The more interesting question is what would happen if the seller and auction winner had sex, and the auction winner then refused to pay (assuming that pay was not demanded up front). If the court declared the contract unconscionable, the auction winner would not have to pay anything (which seems to be rewarding pretty awful behavior), yet if the court declares the contract valid and enforceable, they are in essence sanctioning future prostitution contracts. I have no idea what they would do.

Fifth, Patrick Gray had a brilliant suggestion. Some pro-abstinence group could bid, win, and then simply hold the option unused. That is, they would in essence own the woman's right to have sex. Granted, this might be difficult for a non-profit, given that the bid is now in the millions of dollars, but it's still an interesting situation. Suppose she breaches the contract, losing her virginity. What damages would the court assign? She would probably have to return the money, plus interest. Ideally the court would assign some form of expectation damages, so that the non-profit would be paid an amount that makes them indifferent between performance and breach, but it is probably impossible to determine what that number would be. That is, what is the value to the non-profit of the woman's virginity staying preserved? It is probably higher than the amount they paid (the difference between their willingness-to-pay and what they actually pay being their "consumer surplus"). 

Sixth, if one group does this, what would be the long-run result? Many women might choose to sell their right to have sex to such groups, establishing a market price--a price which would surely be lower than that paid to this first entrepreneurial woman. Would these organizations be willing to put their money where their mouths are, and pay many women not to have sex (presumably until marriage)? Such a program would probably not work for men, due to the cost of verifying that a man has not had sexual intercourse. 
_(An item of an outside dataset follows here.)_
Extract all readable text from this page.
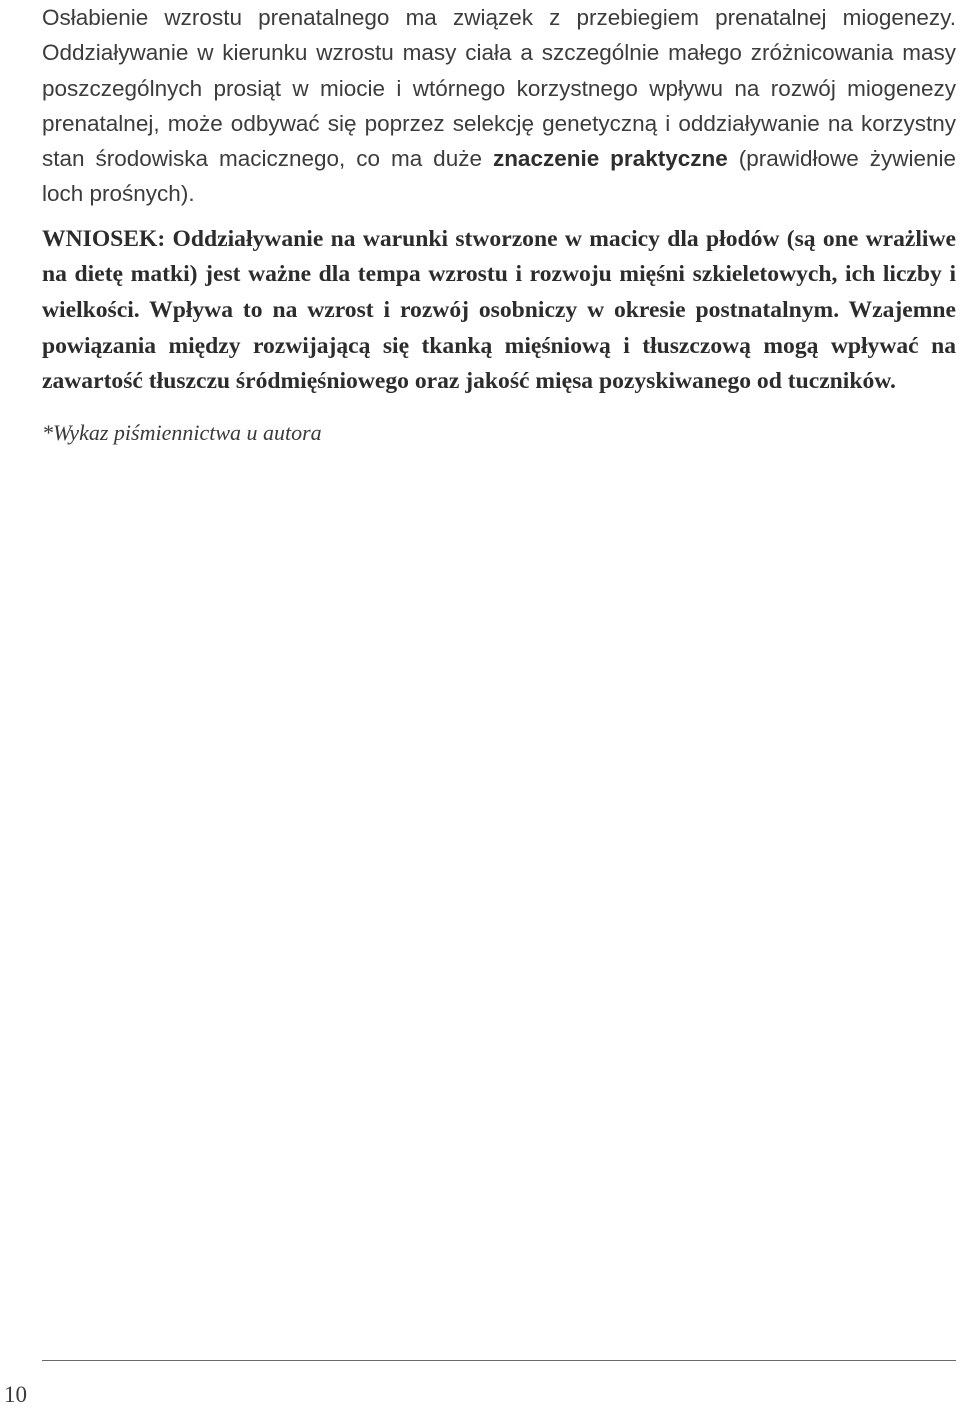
Osłabienie wzrostu prenatalnego ma związek z przebiegiem prenatalnej miogenezy. Oddziaływanie w kierunku wzrostu masy ciała a szczególnie małego zróżnicowania masy poszczególnych prosiąt w miocie i wtórnego korzystnego wpływu na rozwój miogenezy prenatalnej, może odbywać się poprzez selekcję genetyczną i oddziaływanie na korzystny stan środowiska macicznego, co ma duże znaczenie praktyczne (prawidłowe żywienie loch prośnych).

WNIOSEK: Oddziaływanie na warunki stworzone w macicy dla płodów (są one wrażliwe na dietę matki) jest ważne dla tempa wzrostu i rozwoju mięśni szkieletowych, ich liczby i wielkości. Wpływa to na wzrost i rozwój osobniczy w okresie postnatalnym. Wzajemne powiązania między rozwijającą się tkanką mięśniową i tłuszczową mogą wpływać na zawartość tłuszczu śródmięśniowego oraz jakość mięsa pozyskiwanego od tuczników.

*Wykaz piśmiennictwa u autora

10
Suppose that organizations offer a standard price for such contracts, say, $20,000. Some women are considered more attractive than others; they may find that there are men who are willing to pay them more than $20,000 for their virginity. Some might sell to such men, while others refuse and stick with the pro-abstinence organizations. Women who cannot sell their contract to men at this price (due, unfortunately, to unattractiveness) would sell their right to organizations. As a result, pro-abstinence organizations might find themselves overwhelmingly holding the contracts of unattractive women, who might be the least likely to lose their virginity in the first place.

On the other hand, this might not be true at all. I seem to recall from reading The Red Queen that people tend to sort themselves by attractiveness, choosing mates of similar levels of attractiveness. So less attractive women might be no less able to find a mate (a less attractive mate, though) than attractive women.